A teaspoon of sesame seeds, pumpkin seeds, or hemp hearts can instantly enhance the look and texture of any dish. Seeds work similarly to black pepper by adding fine details and extra flavor.

For contrast, try black sesame seeds on light-colored foods like rice or cauliflower. Toasting the seeds before garnishing adds even more aroma and depth to your meals.

Garnish With Nuts

Crushed nuts not only add a visually appealing texture but also bring crunch and extra nutrition. Since nuts are nutrient-dense, a little goes a long way.

- Walnuts work best crushed.
- Almonds create more visual impact when sliced lengthwise.

Ideal quantity: About 1 tablespoon per serving.

Garnish With Fresh Herbs or Spring Onions

Fresh herbs or spring onions provide a pop of color and a refreshing flavor boost. Bright colors in food stimulate the brain and encourage the release of digestive enzymes, aiding digestion.

Cooking methods like boiling, roasting, and frying can drain the vibrancy from ingredients, making them appear dull. Even if the flavor is great, we don’t respond to it the same way as we would to a colorful, lively dish. A simple sprinkle of fresh herbs fixes that in seconds.

Best options: parsley, dill, basil, mint, and spring onions. Keep herbs handy by freezing chopped parsley and dill for quick access.

Garnish With (Pickled) Red Onion

Pink is an attention-grabbing color that excites our taste buds. That’s why adding red onion to salads or dishes makes them instantly more appetizing. The only downside? Raw onion can be overpowering.

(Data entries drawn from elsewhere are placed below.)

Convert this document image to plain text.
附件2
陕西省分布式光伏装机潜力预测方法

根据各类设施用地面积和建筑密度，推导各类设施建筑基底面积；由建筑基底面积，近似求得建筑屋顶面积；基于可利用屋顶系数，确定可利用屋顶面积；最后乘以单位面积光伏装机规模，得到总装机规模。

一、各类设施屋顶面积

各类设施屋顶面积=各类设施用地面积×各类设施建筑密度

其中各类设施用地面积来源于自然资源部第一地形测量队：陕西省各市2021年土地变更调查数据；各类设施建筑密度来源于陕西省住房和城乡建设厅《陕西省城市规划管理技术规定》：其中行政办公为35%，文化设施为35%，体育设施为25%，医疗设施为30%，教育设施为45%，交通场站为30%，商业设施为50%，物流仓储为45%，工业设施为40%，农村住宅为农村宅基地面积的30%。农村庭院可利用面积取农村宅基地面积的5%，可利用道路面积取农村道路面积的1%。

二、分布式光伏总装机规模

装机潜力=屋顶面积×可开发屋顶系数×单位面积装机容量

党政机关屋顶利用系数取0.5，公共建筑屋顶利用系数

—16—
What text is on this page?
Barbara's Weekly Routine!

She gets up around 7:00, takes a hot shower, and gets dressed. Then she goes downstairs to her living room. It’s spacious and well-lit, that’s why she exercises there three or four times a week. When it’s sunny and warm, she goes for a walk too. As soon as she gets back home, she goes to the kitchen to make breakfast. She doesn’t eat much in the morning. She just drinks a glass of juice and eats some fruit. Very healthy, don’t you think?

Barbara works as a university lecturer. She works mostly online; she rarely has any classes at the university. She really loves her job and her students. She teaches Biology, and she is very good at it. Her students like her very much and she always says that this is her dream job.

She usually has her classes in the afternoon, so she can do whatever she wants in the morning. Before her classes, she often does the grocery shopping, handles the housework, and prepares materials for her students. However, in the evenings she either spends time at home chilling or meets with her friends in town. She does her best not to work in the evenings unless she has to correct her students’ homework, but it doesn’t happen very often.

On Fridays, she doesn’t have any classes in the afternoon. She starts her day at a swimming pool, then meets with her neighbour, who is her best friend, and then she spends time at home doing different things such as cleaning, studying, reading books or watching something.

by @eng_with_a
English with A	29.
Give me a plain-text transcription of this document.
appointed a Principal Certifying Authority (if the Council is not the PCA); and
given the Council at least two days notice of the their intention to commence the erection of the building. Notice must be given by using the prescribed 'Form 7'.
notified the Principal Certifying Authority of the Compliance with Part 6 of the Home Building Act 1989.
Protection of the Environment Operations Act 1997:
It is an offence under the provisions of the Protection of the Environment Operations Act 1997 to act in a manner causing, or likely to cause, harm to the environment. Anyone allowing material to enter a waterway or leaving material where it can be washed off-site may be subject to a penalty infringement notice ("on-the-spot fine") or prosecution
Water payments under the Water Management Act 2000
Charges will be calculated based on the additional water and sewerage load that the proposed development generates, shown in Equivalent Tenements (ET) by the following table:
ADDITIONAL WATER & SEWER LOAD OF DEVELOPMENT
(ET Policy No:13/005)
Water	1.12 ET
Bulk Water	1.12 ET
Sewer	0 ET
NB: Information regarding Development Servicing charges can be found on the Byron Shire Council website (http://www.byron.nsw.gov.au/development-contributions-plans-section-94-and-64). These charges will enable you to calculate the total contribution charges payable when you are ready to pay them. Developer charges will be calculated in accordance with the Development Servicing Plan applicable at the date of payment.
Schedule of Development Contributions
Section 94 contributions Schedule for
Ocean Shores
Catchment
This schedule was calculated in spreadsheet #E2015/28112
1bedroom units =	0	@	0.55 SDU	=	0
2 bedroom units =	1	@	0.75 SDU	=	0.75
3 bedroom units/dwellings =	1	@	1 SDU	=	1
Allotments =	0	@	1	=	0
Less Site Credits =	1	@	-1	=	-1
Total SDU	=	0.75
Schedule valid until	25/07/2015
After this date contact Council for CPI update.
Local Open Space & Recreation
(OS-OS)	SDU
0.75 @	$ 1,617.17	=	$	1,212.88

To mellow its bite, soak sliced onions in hot water for five minutes. Or better yet, quick-pickle them for a sweet-and-sour kick.

How to quick-pickle a red onion:

  1. Quarter a small red onion lengthwise, then slice it into strips. Add to a small saucepan.
  2. Add ½ cup water, ½ cup red wine vinegar, and 2 tbsp agave syrup (or sugar).
  3. Bring to a boil, then turn off the heat. Let sit in the syrup for 5 minutes, then transfer the onions and syrup into a jar or Tupperware container (preferably glass).
  4. Keep in the fridge for up to a week and use as needed.